If the IOC was looking among other things for real rail plans, than we’ve already blown it.

It would cost less than $200 MILLION (not billion) to convert part of the Electric District to operate as the Gold line/Gray Line (the Gold Line utilizes only the Metra South Chicago Branch, the Gray Line uses the entire South Side in-city Metra service).

“event in a second-world city in a developing country like Rio.”

As opposed to Chicago, a first-world has been city in a country working hard to get back to the third world.

Sorry, but when I think about experiences going through Atlanta and Chicago, I can’t help but think about how little our country wishes to spend on building infrastructure that works. Your reminder about the fleet of yellow school buses brought a chuckle however, and all I could think was about how insulting it must be to put international visitors in a wold class event into yellow prison buses designed for children. Reeks of saying, welcome to our cheap country. We won’t build greatness for our citizens, so why should be build it for you foreign infidels.

Sorry about the rant, but we in Amerika have problems.

I think a least part of the reason for Chicago’s loss of the 2016 Olympics was the glaring lack of any kind of firm and viable transit plans.

Purposely vague references to “shuttle bus” service, and “closed roadway lanes” is all that was offered by the 2016 bid committee.

Yet even after the IOC visited Chicago to check out all the venues and facilities (and had to have seen with their own eyes the 4 track Metra Electric Division commuter rail line interlacing all the Lakefront sites; and probably wondered why the bid committee made little or no reference to it, when it should have been one of the most promoted features), the bid committee continued to promote a purposely undefined “shuttle bus” / “closed lane” transportation system.

Proposed Red, Yellow, and Orange Line extensions are all many, many miles from the Lakefront and would have done nothing for inter-venue transit.

Many South Side individuals and Community Organizations have lobbied the 2016 bid committee for years to include the CTA Gold Line/Gray Line plans to convert the Electric line to operate as part of the CTA in the bid proposals; but from personal experience they were largely ignored.
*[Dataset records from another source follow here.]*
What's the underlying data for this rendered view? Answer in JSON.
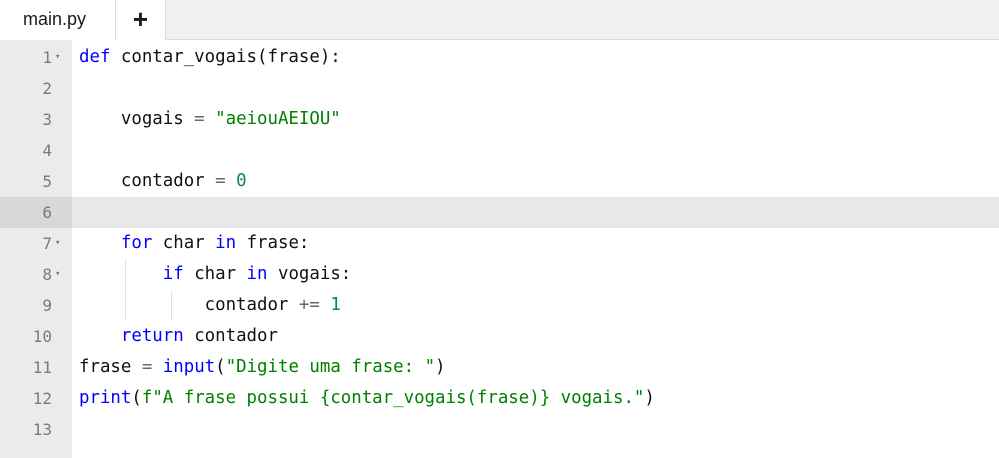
{
  "tabs": {
    "file_label": "main.py",
    "add_label": "+"
  },
  "editor": {
    "fold_glyph": "▾",
    "active_line": 6,
    "lines": [
      {
        "n": "1",
        "fold": true,
        "tokens": [
          [
            "def",
            "t-kw"
          ],
          [
            " contar_vogais(frase):",
            ""
          ]
        ]
      },
      {
        "n": "2",
        "fold": false,
        "tokens": []
      },
      {
        "n": "3",
        "fold": false,
        "tokens": [
          [
            "    vogais ",
            ""
          ],
          [
            "=",
            "t-op"
          ],
          [
            " ",
            ""
          ],
          [
            "\"aeiouAEIOU\"",
            "t-str-g"
          ]
        ]
      },
      {
        "n": "4",
        "fold": false,
        "tokens": []
      },
      {
        "n": "5",
        "fold": false,
        "tokens": [
          [
            "    contador ",
            ""
          ],
          [
            "=",
            "t-op"
          ],
          [
            " ",
            ""
          ],
          [
            "0",
            "t-num"
          ]
        ]
      },
      {
        "n": "6",
        "fold": false,
        "tokens": []
      },
      {
        "n": "7",
        "fold": true,
        "tokens": [
          [
            "    ",
            ""
          ],
          [
            "for",
            "t-kw"
          ],
          [
            " char ",
            ""
          ],
          [
            "in",
            "t-kw"
          ],
          [
            " frase:",
            ""
          ]
        ]
      },
      {
        "n": "8",
        "fold": true,
        "tokens": [
          [
            "        ",
            ""
          ],
          [
            "if",
            "t-kw"
          ],
          [
            " char ",
            ""
          ],
          [
            "in",
            "t-kw"
          ],
          [
            " vogais:",
            ""
          ]
        ]
      },
      {
        "n": "9",
        "fold": false,
        "tokens": [
          [
            "            contador ",
            ""
          ],
          [
            "+=",
            "t-op"
          ],
          [
            " ",
            ""
          ],
          [
            "1",
            "t-num"
          ]
        ]
      },
      {
        "n": "10",
        "fold": false,
        "tokens": [
          [
            "    ",
            ""
          ],
          [
            "return",
            "t-kw"
          ],
          [
            " contador",
            ""
          ]
        ]
      },
      {
        "n": "11",
        "fold": false,
        "tokens": [
          [
            "frase ",
            ""
          ],
          [
            "=",
            "t-op"
          ],
          [
            " ",
            ""
          ],
          [
            "input",
            "t-fn"
          ],
          [
            "(",
            ""
          ],
          [
            "\"Digite uma frase: \"",
            "t-str-g"
          ],
          [
            ")",
            ""
          ]
        ]
      },
      {
        "n": "12",
        "fold": false,
        "tokens": [
          [
            "print",
            "t-fn"
          ],
          [
            "(",
            ""
          ],
          [
            "f\"A frase possui {contar_vogais(frase)} vogais.\"",
            "t-str-g"
          ],
          [
            ")",
            ""
          ]
        ]
      },
      {
        "n": "13",
        "fold": false,
        "tokens": []
      }
    ]
  }
}
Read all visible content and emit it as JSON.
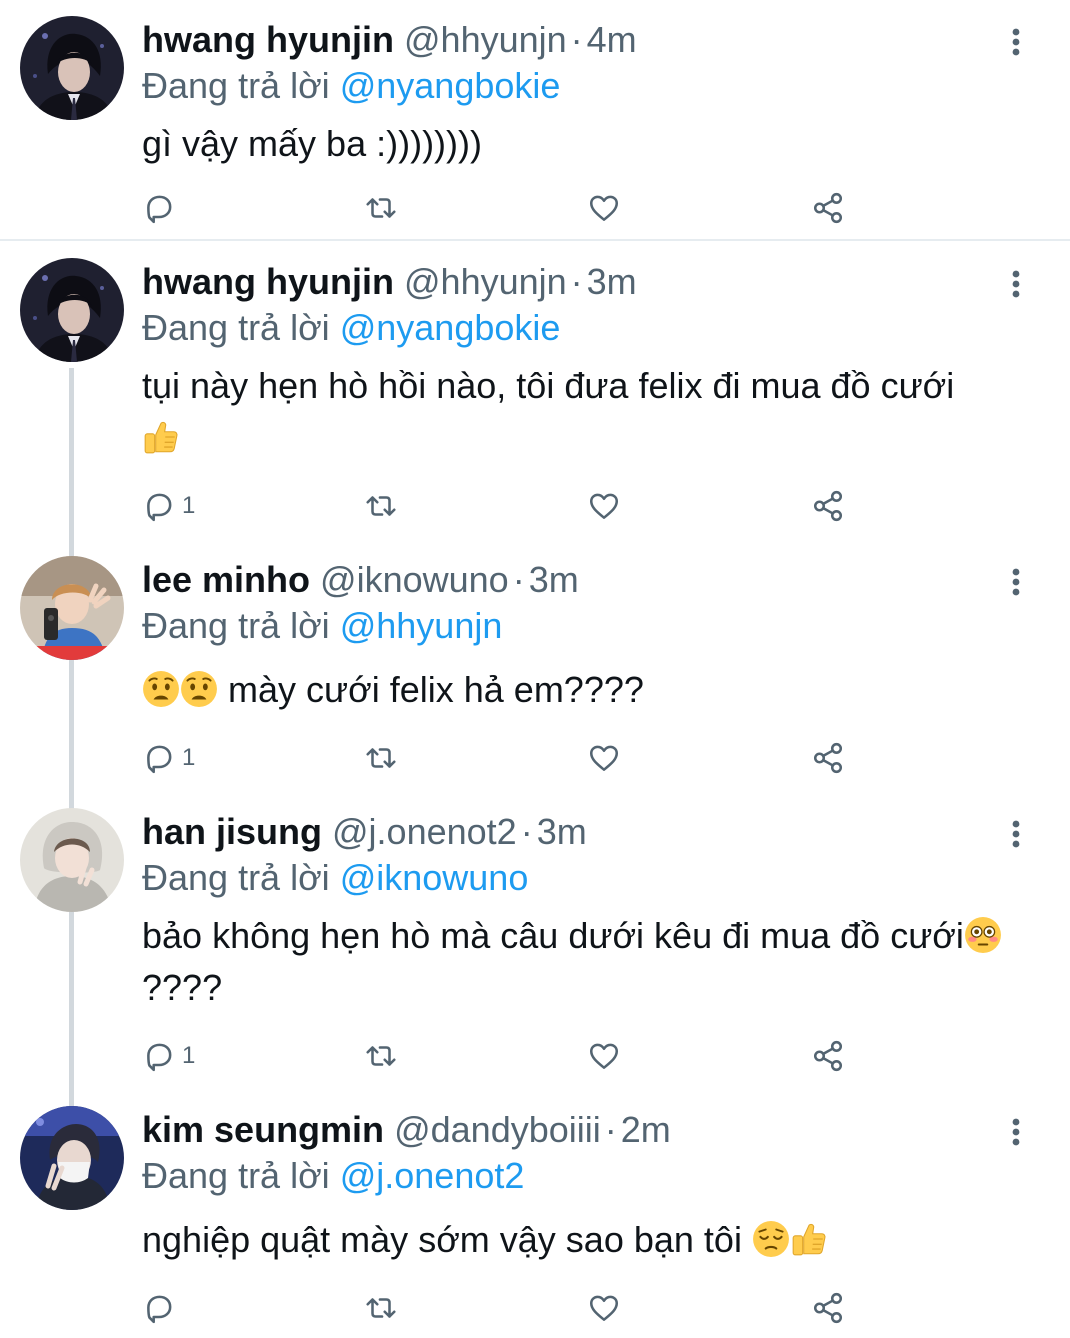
{
  "reply_prefix": "Đang trả lời",
  "colors": {
    "link": "#1d9bf0",
    "secondary_text": "#536471",
    "thread_line": "#d2d8dd"
  },
  "tweets": [
    {
      "name": "hwang hyunjin",
      "handle": "@hhyunjn",
      "time": "4m",
      "replying_to": "@nyangbokie",
      "text": "gì vậy mấy ba :))))))))",
      "reply_count": ""
    },
    {
      "name": "hwang hyunjin",
      "handle": "@hhyunjn",
      "time": "3m",
      "replying_to": "@nyangbokie",
      "text": "tụi này hẹn hò hồi nào, tôi đưa felix đi mua đồ cưới",
      "emoji": "thumbs-up",
      "reply_count": "1"
    },
    {
      "name": "lee minho",
      "handle": "@iknowuno",
      "time": "3m",
      "replying_to": "@hhyunjn",
      "text": "mày cưới felix hả em????",
      "emoji": "worried-face x2",
      "reply_count": "1"
    },
    {
      "name": "han jisung",
      "handle": "@j.onenot2",
      "time": "3m",
      "replying_to": "@iknowuno",
      "text_a": "bảo không hẹn hò mà câu dưới kêu đi mua đồ cưới",
      "text_b": "????",
      "emoji": "flushed-face",
      "reply_count": "1"
    },
    {
      "name": "kim seungmin",
      "handle": "@dandyboiiii",
      "time": "2m",
      "replying_to": "@j.onenot2",
      "text": "nghiệp quật mày sớm vậy sao bạn tôi",
      "emoji": "pensive-face, thumbs-up",
      "reply_count": ""
    }
  ]
}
I now believe the idea of a “legacy of transit improvements” for the SE Side was the old donkey-stick-carrot trick by da’ mayor, and the 2016 bid committee.

There will NEVER be any (rail) transit improvements to the SE Lakefront Corridor now, as CTA and Metra would rather DIE and BURN IN HELL FOREVER to protect their fiefdoms, rather then work together to improve transit conditions for the people there.

Hyde Park will have [Star Trek Transporter] service before there is a Gold/Gray Line.

So sad…

Which is the key reason why Rio was going to win it, because of the World Cup they will be doing 2 years earlier.

Chicago really didn’t have anything concrete and fixing up that IC corridor wouldn’t have guaranteed Chicago the bid anyways.

I’m about 2-plus years late in commenting about this issue, but the reason why Rio de Janeiro got the 2016 Olympics had more to do with (a) its stable government, (b) its location–South America had never ever hosted a major sports competition (World Cup or Olympics) [Brazil did host the 1954 World Cup–but long before the World Cup became the mega-sized sports event that it is today] and (c) Rio getting a head-start on building a facility (main soccer/Olympic Stadium) before bidding for the 2016 Games and (d) anti-American sentiment. In 2005, New York City (where I live, by the eay) was passed over in their bid for the 2012 Olympics to London. Since this story was written, the United States lost bids to host the 2018 and 2022 World Cups. [Russia and Qatar, respectively got the bids.]

Rio getting the 2016 Games had absolutely zero to do with public transport because (1) all other cities bidding for these Games (Tokyo, Chicago and Madrid) have better transport systems. It was all about the above four issues that gave Rio de Janeiro, Brazil the nod to host the Games of teh XXXI Olympiad.